The so-called “hacker from Ashkelon” admitted in court to making some 2,000 fake bomb threat calls to hospitals, airlines, schools and various Jewish institutions in the US and beyond out of boredom.
He was found guilty in June 2018 of hundreds of counts of extortion, spreading false information that caused panic, computer offenses and money laundering, among other charges.
That November, he was sentenced to 10 years in prison and fined NIS 60,000 ($16,068), which ended up being commuted.
Upon arriving in Norway in 2024, Kadar submitted a request for asylum. Norwegian authorities rejected the claim and detained him on an existing US extradition charge. A ruling from a Norwegian appeals court stated it “assumes Kadar is mentally incompetent today, and most likely was at the time of the crimes in 2017.”
In a 2017 interview with The Times of Israel, Kadar’s parents said their son, while highly precocious intellectually, had suffered from the tumor from a very young age, possibly since he was born, and that it blocked his development, causing cognitive and psychiatric disorders throughout his life.
Kadar told interrogators after his March 2017 arrest that he thought the bomb threats were part of a “game” and that he was “causing fun” for others.
According to authorities, Kadar made thousands of threatening calls, mostly to community centers and schools in the US, from December 2016 to March 2017, using an online calling service that disguised his voice and allowed him to hide his identity.
He also targeted hundreds of airlines and airports, malls and police stations, in the US, Canada, the UK, New Zealand, Australia and Britain, and tried to extort Republican State Senator Ernesto Lopez from Delaware.
In addition to the bomb threats, he offered his extortion services through an online black market.
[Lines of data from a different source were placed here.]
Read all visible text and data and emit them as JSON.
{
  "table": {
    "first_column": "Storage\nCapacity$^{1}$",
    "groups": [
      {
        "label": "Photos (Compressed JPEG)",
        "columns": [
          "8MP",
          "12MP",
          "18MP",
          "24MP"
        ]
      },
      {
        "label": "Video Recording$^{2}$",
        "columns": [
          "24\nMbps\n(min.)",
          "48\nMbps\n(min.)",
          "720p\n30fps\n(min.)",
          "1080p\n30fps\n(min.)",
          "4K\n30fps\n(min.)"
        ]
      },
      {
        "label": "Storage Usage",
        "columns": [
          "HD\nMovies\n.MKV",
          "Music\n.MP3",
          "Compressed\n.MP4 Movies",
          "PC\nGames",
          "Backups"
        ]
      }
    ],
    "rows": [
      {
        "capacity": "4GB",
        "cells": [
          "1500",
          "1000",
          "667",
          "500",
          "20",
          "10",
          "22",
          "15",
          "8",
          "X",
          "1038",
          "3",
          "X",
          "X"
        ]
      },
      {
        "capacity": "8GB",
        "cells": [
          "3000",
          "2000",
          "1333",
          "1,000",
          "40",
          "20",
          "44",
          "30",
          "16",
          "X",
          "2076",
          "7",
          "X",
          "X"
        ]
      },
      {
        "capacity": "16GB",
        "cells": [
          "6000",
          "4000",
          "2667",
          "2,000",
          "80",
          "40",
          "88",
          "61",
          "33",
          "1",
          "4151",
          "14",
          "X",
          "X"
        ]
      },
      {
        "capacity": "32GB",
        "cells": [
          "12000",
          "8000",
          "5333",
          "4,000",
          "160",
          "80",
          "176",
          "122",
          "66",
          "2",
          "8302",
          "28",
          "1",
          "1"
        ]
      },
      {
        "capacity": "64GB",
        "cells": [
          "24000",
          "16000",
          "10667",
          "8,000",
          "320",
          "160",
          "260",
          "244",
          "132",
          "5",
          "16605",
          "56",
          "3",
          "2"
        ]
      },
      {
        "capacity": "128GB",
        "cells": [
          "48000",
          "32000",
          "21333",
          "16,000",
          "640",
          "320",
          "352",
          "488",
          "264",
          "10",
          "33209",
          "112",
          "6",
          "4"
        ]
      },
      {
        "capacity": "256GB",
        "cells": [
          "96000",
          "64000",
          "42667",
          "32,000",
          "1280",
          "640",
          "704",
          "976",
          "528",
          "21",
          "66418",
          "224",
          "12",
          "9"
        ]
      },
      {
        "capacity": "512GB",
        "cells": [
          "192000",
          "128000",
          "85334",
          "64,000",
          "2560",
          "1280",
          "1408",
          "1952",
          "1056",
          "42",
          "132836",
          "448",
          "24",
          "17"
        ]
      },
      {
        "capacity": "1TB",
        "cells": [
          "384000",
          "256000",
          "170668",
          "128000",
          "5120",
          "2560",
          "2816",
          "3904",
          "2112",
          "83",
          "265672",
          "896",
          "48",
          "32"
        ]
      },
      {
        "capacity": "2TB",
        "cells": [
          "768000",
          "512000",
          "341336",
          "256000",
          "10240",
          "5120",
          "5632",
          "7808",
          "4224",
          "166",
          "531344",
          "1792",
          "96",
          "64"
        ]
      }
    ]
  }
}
Court documents linked him to a post on the now-shuttered illicit marketplace AlphaBay, advertising a “School Email Bomb Threat Service.” The ad offered to send customized threats to schools for $30, plus a surcharge if the buyer sought to have someone framed.
His threats caused fighter jets to scramble, planes to dump fuel and make emergency landings, schools to evacuate, and numerous other chaotic episodes. In some cases, he allegedly threatened to execute children he claimed to be holding hostage. Police also found hundreds of photos and videos of child pornography on his computer.